Workers Struggles: The Americas
8 January 2013
Argentine maritime workers strike for changes in contract
Maritime workers in the Argentine city of Mar Del Plata struck January 2 to demand the updating of their collective work agreement with ship owners. They work on fishing boats that do not process the catch on board, but keep it in boxes of ice or in refrigerated containers, since fishing trips can last up to 96 hours.
The workers are members of the United Maritime Workers Syndicate (SOMU). A SOMU communiqué stated that several meetings with the ship owners at the labor ministry had not yielded results and accused the ship owners of “absence and lack of interest in resolving the conflict.”
The SOMU is calling for the end of a 19 percent deduction taken from each worker’s pay as part of general expenses. In addition, the union wants a fixed price for so-called “varied” fish—i.e., species other than the more popular ones. The owners claim that there is no market for varied fish and that it is impossible to fix a number.
By noon of January 3, under pressure from the Minister of Agriculture, Livestock and Fisheries, the SOMU lifted the strike and agreed to “a series of guidelines,” according to a Terra report. The parties will meet again in 60 days.
Argentine long-distance bus drivers strike
Argentina’s city of Mar Del Plata witnessed another strike on the evening of Friday, January 4. At 6:00 p.m., long-distance bus drivers, members of the UTA transportation workers’ union, paralyzed Mar Del Plata’s bus terminals by walking off the job. The strike, which the UTA called “a suspension of service,” was precipitated by violations of work modalities that the union agreed to with the National Transport Regulation Commission, or CNRT, and the Labor Ministry.
The UTA’s main demand is that long-distance drivers be given a full 12 hours to rest between trips, since any fewer risks the security of passengers and drivers. In addition, a UTA spokesperson denounced “the business decision that, in a despotic form, imposed monoconducción [single driver in place of two] in the units, something we totally reject.”
The CNRT declared its “absolute repudiation” of the strike and claimed that it had applied administrative sanctions and fines against violating businesses.
Mexican educators’ unions may call for strikes in coming months
At least five strike actions are being considered by education workers’ unions in the Mexican state of Michoacan. The primary issues in the contemplated actions are salary adjustments, benefit increases and changes to their Collective Work Contract (CCT).

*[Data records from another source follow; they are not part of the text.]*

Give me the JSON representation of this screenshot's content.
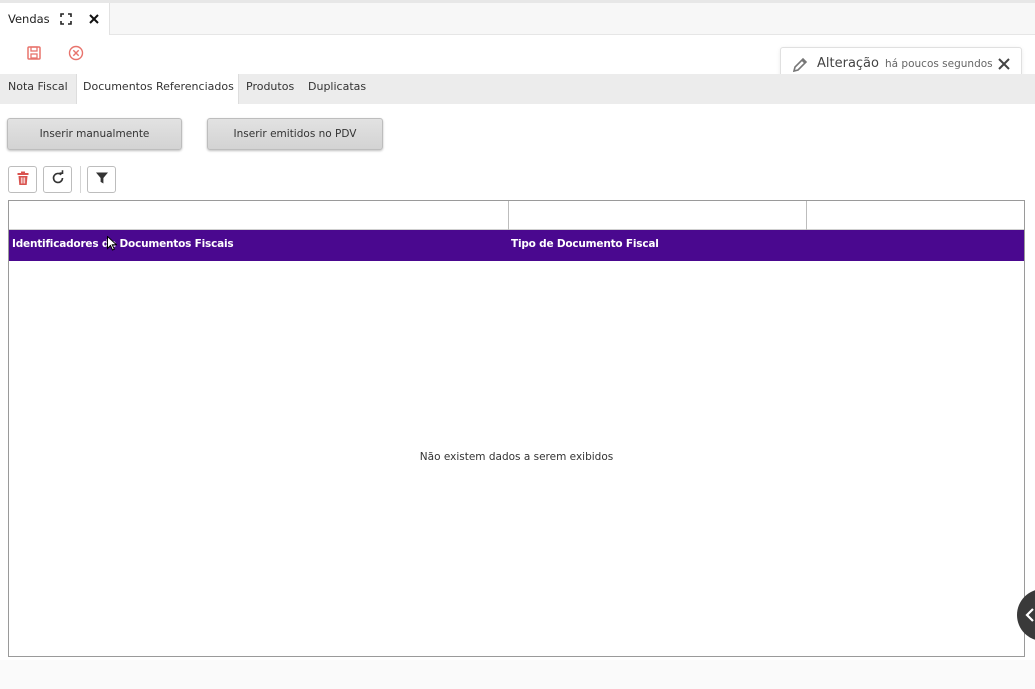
{
  "window": {
    "tab_title": "Vendas"
  },
  "toolbar": {
    "save_icon": "save-icon",
    "cancel_icon": "cancel-icon"
  },
  "notification": {
    "title": "Alteração",
    "time": "há poucos segundos"
  },
  "tabs": [
    {
      "label": "Nota Fiscal",
      "active": false
    },
    {
      "label": "Documentos Referenciados",
      "active": true
    },
    {
      "label": "Produtos",
      "active": false
    },
    {
      "label": "Duplicatas",
      "active": false
    }
  ],
  "actions": {
    "insert_manual": "Inserir manualmente",
    "insert_pdv": "Inserir emitidos no PDV"
  },
  "grid": {
    "columns": [
      "Identificadores de Documentos Fiscais",
      "Tipo de Documento Fiscal"
    ],
    "empty_message": "Não existem dados a serem exibidos"
  },
  "colors": {
    "header_bg": "#4a088f",
    "delete_red": "#d9534f",
    "cancel_red": "#e8736c"
  }
}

At the University of San Nicolas de Hidalgo in Michoacan, the University of Michoacan Employees Syndicate (SUEUM) has given authorities a January 15 deadline to respond to their demands for a 20 percent pay raise, a 3 percent increase in benefits and modifications to 21 clauses in the CCT.
Workers at the Michoacan National College of Professional Technical Education demand a salary revision and an augmentation of 50 percent to their benefits. February 13 is their deadline.
The Sitcobaem state college workers union is demanding a salary increase of 15 percent and from 40 to 65 percent in their benefits. The strike, barring an agreement, is set for February 14.
The University of Michoacan Professors Syndicate (SPUM) demands a 15 percent salary raise, a 5 percent hike in benefits and the revision of 200 violations of the CCT, “particularly concerning the delay of pay and irregular contracting of professors,” as reported by Proceso. SPUM’s deadline is February 20.
The Sutcecytem scientific and technical studies workers’ union is calling for a strike March 19 if its demand for a 15 percent salary increase is not met.
California Teamsters strike on behalf of Florida workers
A strike by Teamsters in Miami, Florida, was expanded to Northern California last week. About 15 truck drivers at BlueLinx Trucking’s terminal in Miami began an unfair labor practice strike back on December 17 over what has been called a denial of access.
Details are limited, but apparently a dispute erupted between company officials and workers. According to the Teamsters, when one of their representatives came on company property, BlueLinx management not only limited the “union rep’s access, they actually removed him from the property.” Neither the union nor the company has revealed the nature of the conflict that triggered the event.
BlueLinx is the US’s largest building products wholesaler and operates in 48 states. The strike in Northern California was carried out by members of Teamsters Local 853, based in San Leandro.